Dos momentos terribles cambiaron para siempre la vida de Bruce Wayne . . . El primero llegó a él a la edad de seis años, cuando recorría los campos de la Mansión Wayne en Ciudad Gótica, y cayó a una caverna infestada de murciélagos. Aunque su padre lo rescató rápidamente, Bruce no sentirse completamente seguro en su mundo. El segundo llegó dos años después, en un callejón, tras un cine donde los Wayne acababan de ver "La Marca del Zorro". Ahí, ante los propios ojos de Bruce, un asaltante llamado Joe Chill les disparó a Thomas y a Martha Wayne a sangre fría, antes de huir entre las sombras nocturnas.

Batman

Bruce creció entrenándose, hasta lograr el máximo de perfección física e intelectual, y a la edad de 18 años, comenzó a usar su vasta fortuna para viajar por el mundo, en busca de aquellos que pudieran enseñarle cómo combatir el crimen con efectividad. En uno de esos viajes, Bruce conoció a quien seria su más grande maestro, se trataba de un monje tibetano, quien le enseño selectas técnicas de combate, pero también le enseño que no debía usarlas con el fin de castigar, sino de alcanzar el perfeccionamiento entre el cuerpo y el alma. El maestro no entendió entonces el dolor de su discípulo.
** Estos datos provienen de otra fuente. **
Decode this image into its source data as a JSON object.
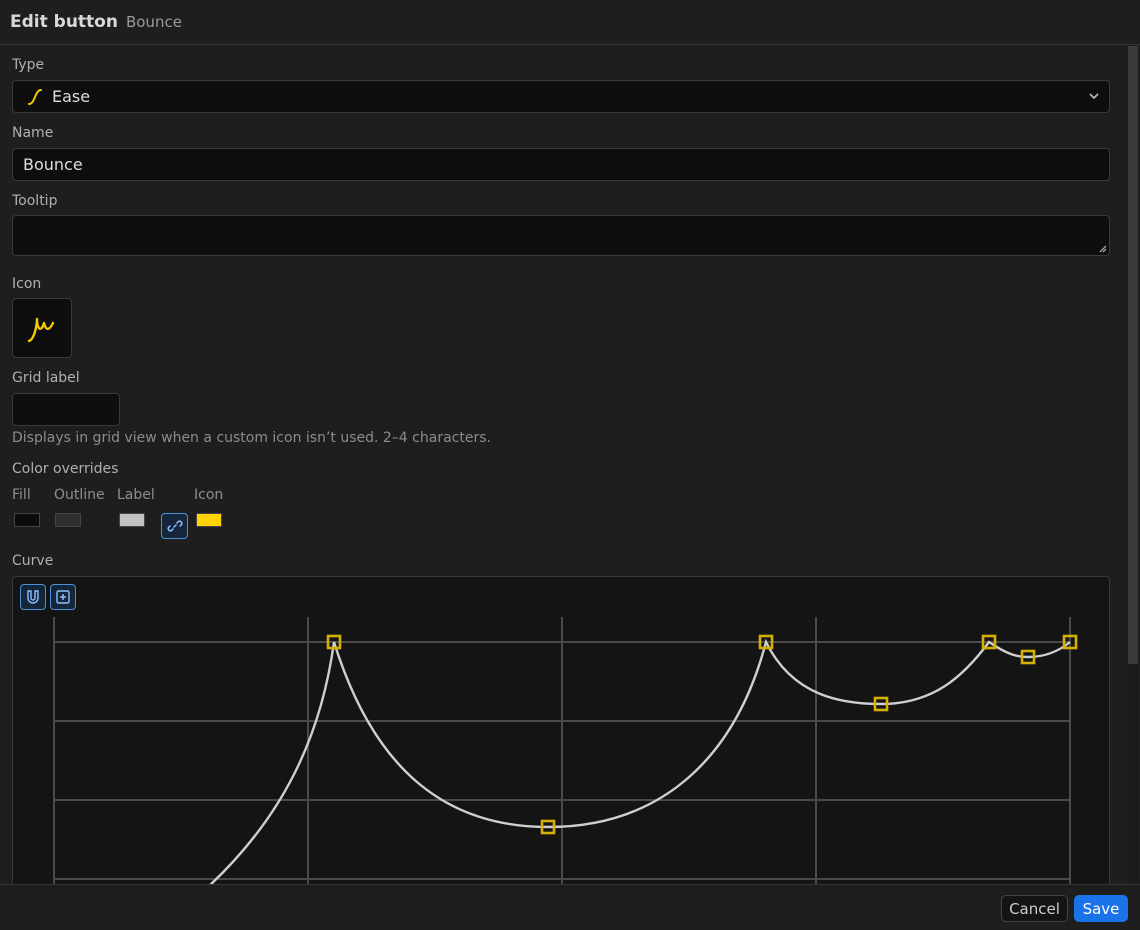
{
  "header": {
    "title": "Edit button",
    "subtitle": "Bounce"
  },
  "type_field": {
    "label": "Type",
    "value": "Ease",
    "icon": "ease-curve-icon"
  },
  "name_field": {
    "label": "Name",
    "value": "Bounce"
  },
  "tooltip_field": {
    "label": "Tooltip",
    "value": ""
  },
  "icon_field": {
    "label": "Icon",
    "icon": "bounce-curve-icon",
    "icon_color": "#f5c800"
  },
  "grid_label": {
    "label": "Grid label",
    "value": "",
    "help": "Displays in grid view when a custom icon isn’t used. 2–4 characters."
  },
  "color_overrides": {
    "label": "Color overrides",
    "fill_label": "Fill",
    "outline_label": "Outline",
    "label_label": "Label",
    "icon_label": "Icon",
    "fill_color": "#0b0b0b",
    "outline_color": "#2e2e2e",
    "label_color": "#c0c0c0",
    "icon_color": "#ffd400"
  },
  "curve": {
    "label": "Curve",
    "tools": [
      "magnet-icon",
      "add-point-icon"
    ],
    "line_color": "#cfcfcf",
    "point_color": "#d4b000"
  },
  "footer": {
    "cancel_label": "Cancel",
    "save_label": "Save"
  }
}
Años después, Bruce volvió a Ciudad Gótica, y comenzó su guerra contra el crimen. Al poco tiempo se dio cuenta de que sus habilidades no bastaban, que requeriría tener una ventaja sobre sus oponentes . . . una personalidad que influyera temor en sus corazones, por que cuando niño su padre le enseño que los maleantes son supersticiosos y temerosos. Los murciélagos que tanto lo horrorizaban de niño lo inspiraron, y Bruce confeccionó un traje azul y gris, que incluía capa y capucha, y renovó su misión. Los resultados fueron inmediatos: pronto, los criminales de Ciudad Gótica comenzaron a hablar entre susurros de miedo acerca de una criatura a quien sólo conocían como Batman.